Casamentos, Pavimentos e Pulsos Cortados.

Uma vez, num desses rituais de casamento sobre uma ponte, em que o casal faz um corte nos pulsos e junta o sangue, o noivo, provavelmente um insano, ao invés de fazer um cortezinho de leve, só pra sangrar, acabou por decepar o braço da noiva e começou a chupar-lhe o sangue, que jorrava, ao som de seus berros...

O pulso inteiro cortado, decepado, ao que ele chupava-lhe como se fosse um pedaço de cana-de-açúcar.

Uma história qualquer, enquanto limpo o vidro dos óculos, pensando nas economias domésticas. Desde há muito praticando gastos exorbitantes, na maioria das vezes adquirindo coisas banais. É preciso dar um time, ou abandonar de vez tais hábitos prejudiciais. Na vida temos de ter parcimônia, lembrando antigos provérbios e conselhos sábios.

Principalmente quando dominado por álcoois se vê dispendioso, pródigo e imbecilizado.

Os óculos ainda continuam sujos, e parecem sujos há muito tempo, uma sujeira que não sai facilmente.

Confesso que estou vivendo. Talvez não como Neruda, mas estou de meu modo vivendo. Uma vida que não se pode dizer boa ou ruim, uma vida comum, meio sem dinheiro, ora triste, ora feliz, porém, quem não é assim?

Uso um texto de crônica pretensiosamente cômica para explicar pormenores de meu dia-a-dia. O céu cinza causa a impressão de tristeza no ar. As pessoas se enervam com mais facilidade, trabalham com mais ansiedade. Os televisores são máquinas de transmitir tragédias. Máquinas de lavar tiram as máculas superficiais. Cães ladram ao fundo..., um barulho de motor tentando dar partida... No mais, o silêncio impera.

Tento mais uma vez retirar a mancha da lente esquerda de meu óculos. Mais uma vez em vão. Passo um antivírus no computador, procuro abandonar a dor, mas na vida isso é impossível. Sei disso e de algo mais, que não convém confessar.

Algumas pessoas me circundam nesta existência. Sei, ou acredito saber que são pessoas de boa índole. Assim quero pensar. Um grupo reduzido de amigos e parentes. Nada que esteja fora disso. Não há níveis intermediários.

Andarilho.

Uma vez morei fora, outra morei dentro. Vi coisas do arco-da-velha, vi coisas feito um rebento.

Sofri, chorei, amei, desisti...

Vivi ao máximo, ao relento, correndo o dia e bebendo a noite.

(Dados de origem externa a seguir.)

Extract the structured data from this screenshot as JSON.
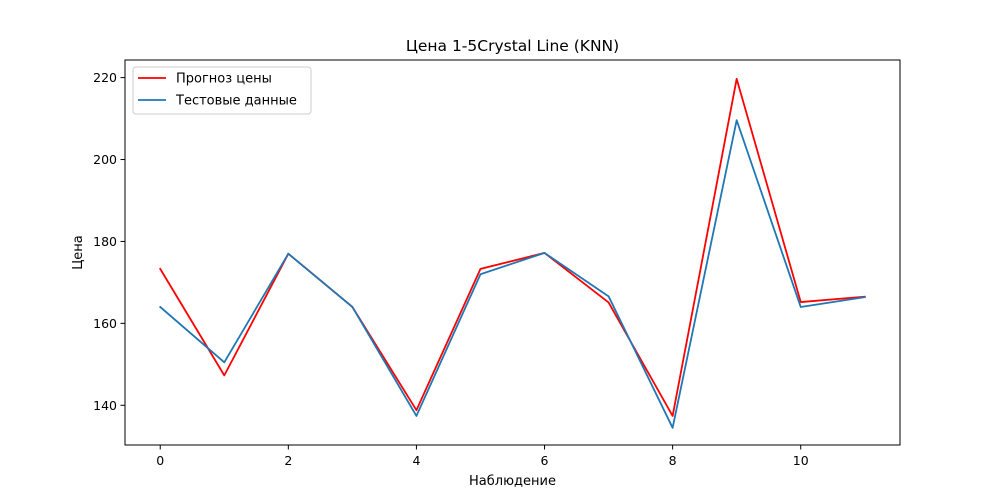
{
  "chart_data": {
    "type": "line",
    "title": "Цена 1-5Crystal Line (KNN)",
    "xlabel": "Наблюдение",
    "ylabel": "Цена",
    "xlim": [
      -0.55,
      11.55
    ],
    "ylim": [
      130.3,
      224.3
    ],
    "xticks": [
      0,
      2,
      4,
      6,
      8,
      10
    ],
    "yticks": [
      140,
      160,
      180,
      200,
      220
    ],
    "x": [
      0,
      1,
      2,
      3,
      4,
      5,
      6,
      7,
      8,
      9,
      10,
      11
    ],
    "series": [
      {
        "name": "Прогноз цены",
        "color": "#ff0000",
        "values": [
          173.3,
          147.3,
          177.0,
          164.0,
          138.8,
          173.3,
          177.2,
          165.1,
          137.4,
          219.7,
          165.2,
          166.5
        ]
      },
      {
        "name": "Тестовые данные",
        "color": "#1f77b4",
        "values": [
          164.0,
          150.5,
          177.0,
          164.0,
          137.4,
          172.0,
          177.2,
          166.6,
          134.5,
          209.6,
          164.0,
          166.4
        ]
      }
    ],
    "grid": false,
    "legend": "upper left"
  }
}
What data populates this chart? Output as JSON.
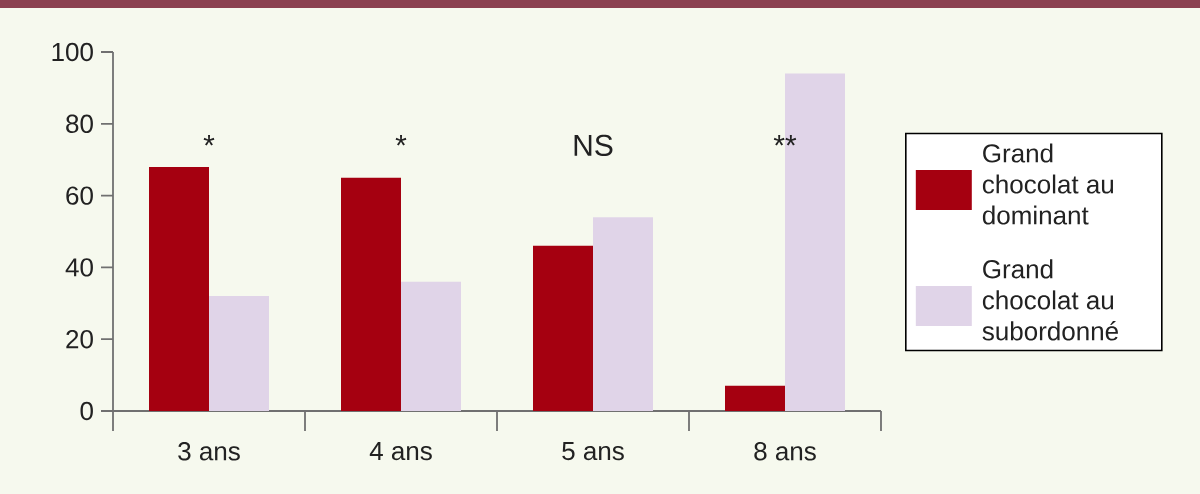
{
  "chart_data": {
    "type": "bar",
    "categories": [
      "3 ans",
      "4 ans",
      "5 ans",
      "8 ans"
    ],
    "series": [
      {
        "name": "Grand chocolat au dominant",
        "color": "#a50010",
        "values": [
          68,
          65,
          46,
          7
        ]
      },
      {
        "name": "Grand chocolat au subordonné",
        "color": "#e0d4e8",
        "values": [
          32,
          36,
          54,
          94
        ]
      }
    ],
    "ylim": [
      0,
      100
    ],
    "yticks": [
      0,
      20,
      40,
      60,
      80,
      100
    ],
    "grid": false,
    "legend": "right",
    "annotations": [
      "*",
      "*",
      "NS",
      "**"
    ]
  }
}
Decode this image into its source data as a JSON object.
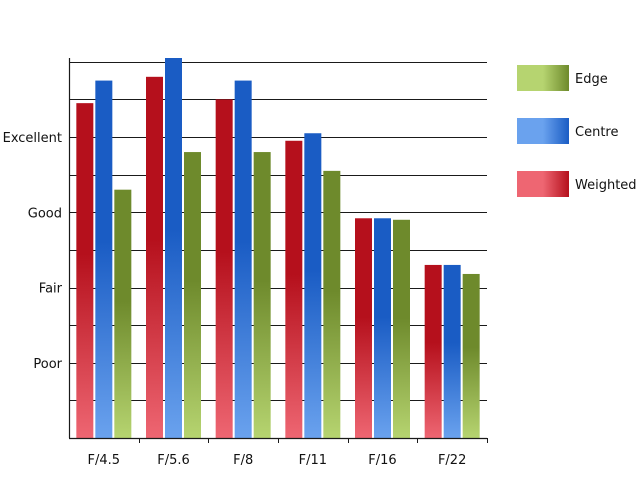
{
  "chart_data": {
    "type": "bar",
    "categories": [
      "F/4.5",
      "F/5.6",
      "F/8",
      "F/11",
      "F/16",
      "F/22"
    ],
    "series": [
      {
        "name": "Weighted",
        "values": [
          4.45,
          4.8,
          4.5,
          3.95,
          2.92,
          2.3
        ]
      },
      {
        "name": "Centre",
        "values": [
          4.75,
          5.05,
          4.75,
          4.05,
          2.92,
          2.3
        ]
      },
      {
        "name": "Edge",
        "values": [
          3.3,
          3.8,
          3.8,
          3.55,
          2.9,
          2.18
        ]
      }
    ],
    "y_tick_labels": [
      {
        "value": 1,
        "label": "Poor"
      },
      {
        "value": 2,
        "label": "Fair"
      },
      {
        "value": 3,
        "label": "Good"
      },
      {
        "value": 4,
        "label": "Excellent"
      }
    ],
    "ylim": [
      0,
      5.05
    ],
    "grid": true,
    "legend": {
      "placement": "right",
      "order": [
        "Edge",
        "Centre",
        "Weighted"
      ]
    },
    "colors": {
      "Weighted": {
        "dark": "#b5101c",
        "light": "#ee6672"
      },
      "Centre": {
        "dark": "#1a5cc4",
        "light": "#6aa2ee"
      },
      "Edge": {
        "dark": "#6e8a2c",
        "light": "#b6d470"
      }
    }
  }
}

Perambulei por lugares lúgubres, que mal sei onde ficam,

Vi rostos nervosos, mentes plácidas, que talvez não existam mais, ou sequer existiram.

Construções, fumaças, latarias e gritarias..., velhos moribundos com carroças e cães, mulheres semi-nuas recostadas em catedrais e murais de propaganda, vi livros e mais livros, de sebos e de livrarias de vidros.

Senti o odor do fedor e da flor, o som do horror e da dor, do prazer e do amor...

Por aqui se ouvem pássaros ao amanhecer, quando o tempo não está tempestuoso. Acolá ouvira máquinas a surrar os ouvidos, gritos, fumaças variadas e carburadores entupidos.

A vida demora a entrar nos eixos, e quando entra já estamos mais pra lá do que pra cá, encarquilhados, aguardando o desfecho. Para tanto, vivemo-la já! O “agora” é a solução para diversos males.

Ouço clientes ansiosos por um natal melhor. Minha cadeira está torta, quando não minha vida. Mas não me deixo levar por essa tal depressão, pois no caminho a melhor solução é pôr as pernas em ação.

Um último cigarro a adentrar meus pulmões! Fumo para aliviar o estresse do dia-a-dia, para agüentar processos de ladainha, picuinhas de quem carrega a vida nas costas e não a deixa fluir naturalmente...

Cristiano Covas, num dia qualquer, 07.11.07.